The average load value is:

standard deviation of the total load balancing level was measured:

load balancing is measured by the bias coefficients:

calculating a standard deviation reflecting a data tilt range of the initial cluster set:

measure the overall deviation of all cluster sets:

judging the inclination degree of the data according to the comparison result of preset intermediate values w and FoD, thereby dividing the sample data into inclined data and non-inclined data; wherein w is a preset intermediate value.

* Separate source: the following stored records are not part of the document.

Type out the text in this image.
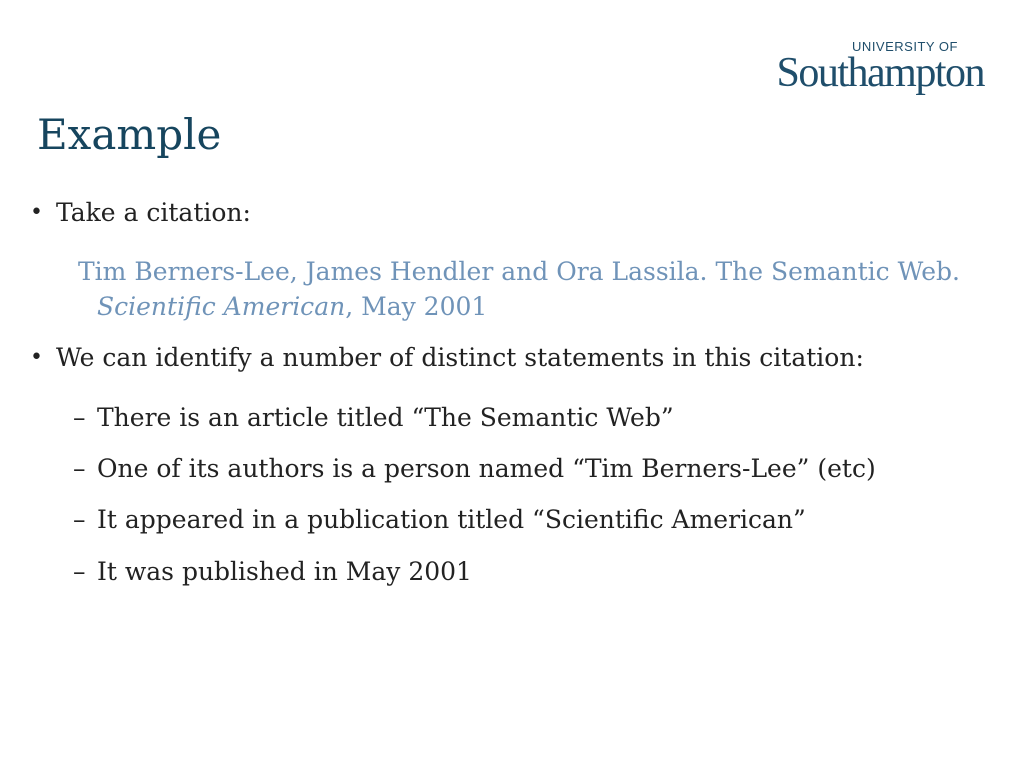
UNIVERSITY OF
Southampton
Example
• Take a citation:

Tim Berners-Lee, James Hendler and Ora Lassila. The Semantic Web.

Scientific American, May 2001

• We can identify a number of distinct statements in this citation:

– There is an article titled “The Semantic Web”

– One of its authors is a person named “Tim Berners-Lee” (etc)

– It appeared in a publication titled “Scientific American”

– It was published in May 2001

6. A data skew processing apparatus, comprising:

the data sampling module is used for sampling the data based on a preset sampling algorithm to obtain sample data with equal probability, and the size of the space occupied by each value is obtained through the accumulative calculation of the data;

the data dividing module is used for dividing the sample data into oblique data and non-oblique data by using a data oblique detection model;

and the data distribution module is used for distributing the non-tilting data to a preset Hash partition, and dynamically distributing the tilting data to each storage partition based on a dynamic distribution algorithm so as to balance Spark load.

7. The data skew processing apparatus of claim 6 wherein the predetermined sampling algorithm comprises:

8. The data tilt processing apparatus of claim 6, wherein the data allocation module is further configured to:

splitting and generating intermediate output data through the map task process;

9. A terminal device comprising a processor, a memory, and a computer program stored in the memory and configured to be executed by the processor, the processor implementing the data tilt processing method according to any one of claims 1 to 5 when executing the computer program.

10. A computer-readable storage medium, comprising a stored computer program, wherein the computer program, when executed, controls an apparatus in which the computer-readable storage medium is located to perform the data tilt processing method according to any one of claims 1 to 5.